Depreciation Benefits of Cost Segregation and Accelerated Depreciation

by | Sep 15, 2022

Benjamin Franklin was quoted in 1789, “…nothing can be said to be certain, except death and taxes.”  I’m not going to suggest that we can avoid either of these, but I will suggest that investing in real estate through the syndication model can certainly help you kick the tax can down the road especially if you leverage cost segregation and accelerated depreciation.  In this brief article, I’ll walk through two great strategies that real estate investors can use to help decrease their tax burden at least temporarily.

What is Depreciation?

Depreciation is an expense that investors get to count against their income because real estate assets decrease in value over time from wear and tear.  Residential real estate allows you to depreciate the asset over 27.5 years, and commercial real estate allows you to depreciate the asset over 39 years. It’s important to note that the land cannot depreciate so only a portion of the total purchase price can be depreciated.  As an example, let’s say you purchase a $375,000 house, and the land is worth $100,000.  You could then apply $10,000 in depreciation expense against your investment income every year for the next 27.5 years ($375,000 minus the land cost of $100,000 divided by 27.5 years).  If you are personally in a 20% tax bracket, this would save you $2,000 per year in taxes.  Wouldn’t you agree that this is very cool?

What is Cost Segregation?

 A cost segregation study allows you to break the asset down into smaller units that depreciate at a faster rate so you can take advantage of the tax benefits of depreciation sooner.  As an example, carpet and refrigerators might depreciate over 5 years, and appliances and furniture might depreciate over 7 years.  To leverage this strategy, a 3rd party cost segregation special must be contracted to perform the full analysis of the property, but you can clearly see how this would be advantageous to your tax strategies.
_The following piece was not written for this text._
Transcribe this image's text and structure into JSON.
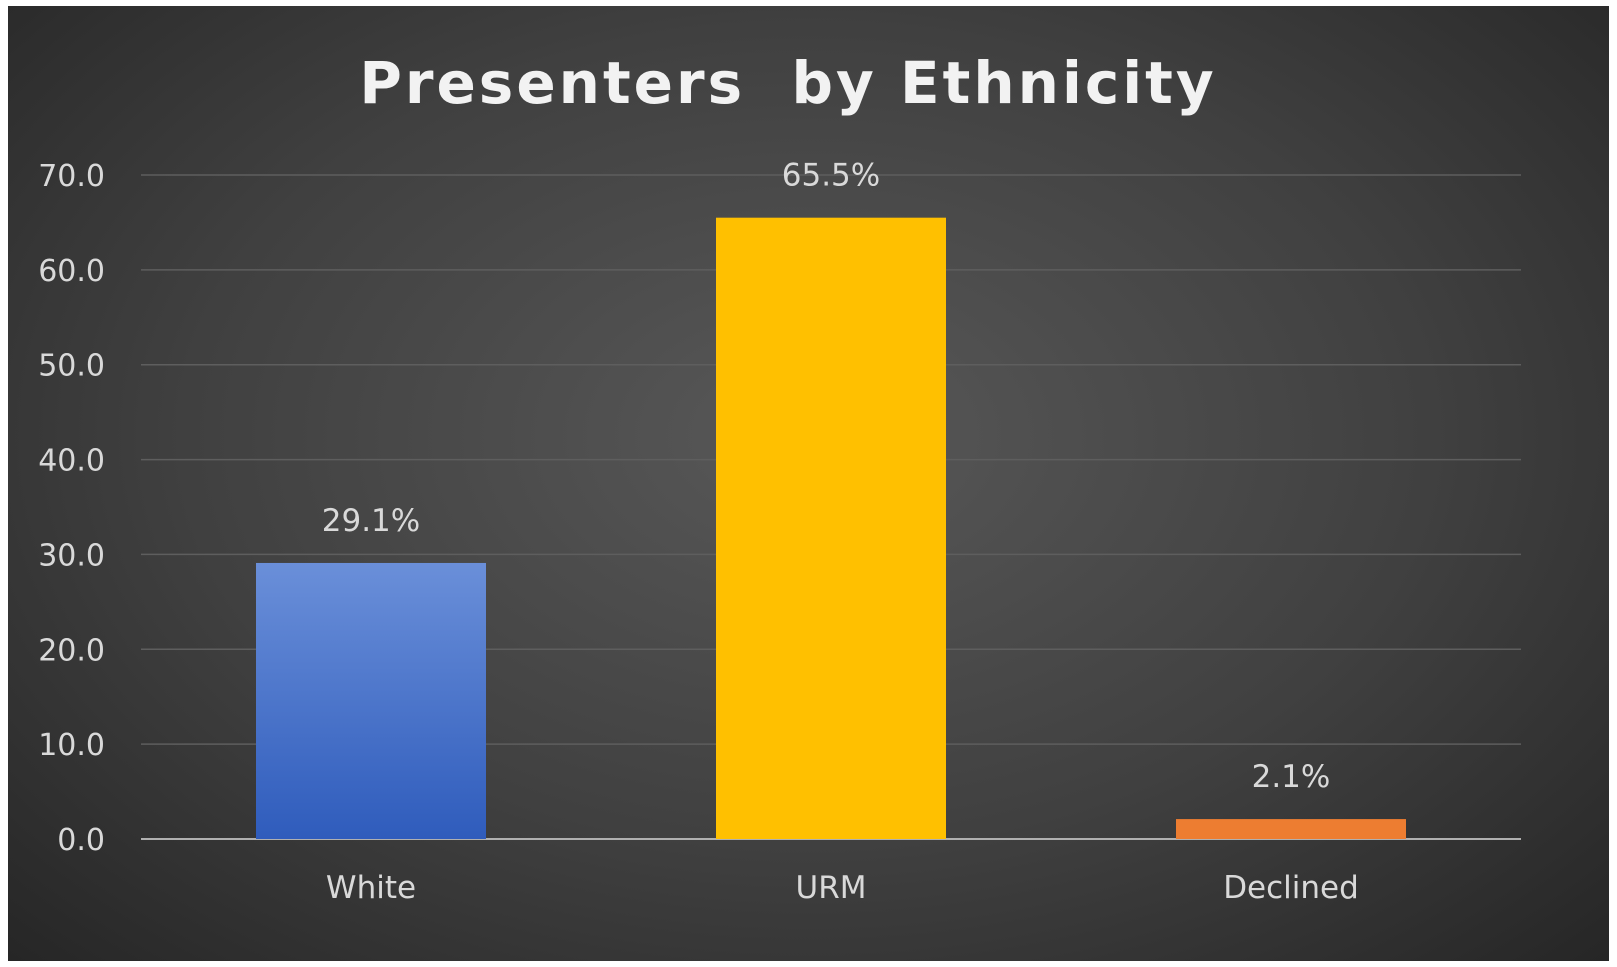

What is Accelerated Depreciation – 100% Bonus Depreciation?

The Tax Cuts and Jobs Act of 2017 adjusted the existing tax law to allow an incentive to immediately deduct 100% of the itemized depreciation expense in the first year of ownership versus deducting it over the normal 5-, 7-, or 15-year depreciation periods.  This was a tremendous win for real estate investors, and it provides a unique opportunity for the passive investor to take advantage of tremendous passive losses the first year they invest in an investment through the syndication model.

In the same example as above ($375,000 house with land worth $100,000), your depreciation expense could be closer to $100,000 in the first year compared to the $10,000 per year for $27.5 years.  Imagine the tax savings you could have at the end of the year in this scenario.  Now, imagine what that could look like if you were buying $20MM or $50MM apartment complexes.

Please note that the example above is shared just to show the power of this strategy, not to suggest any specific tax guidance for you personally.  I am not a tax professional, and this is not intended as tax advice.  I do, however, encourage you to work with your tax advisor to see how these strategies can work for your unique situation.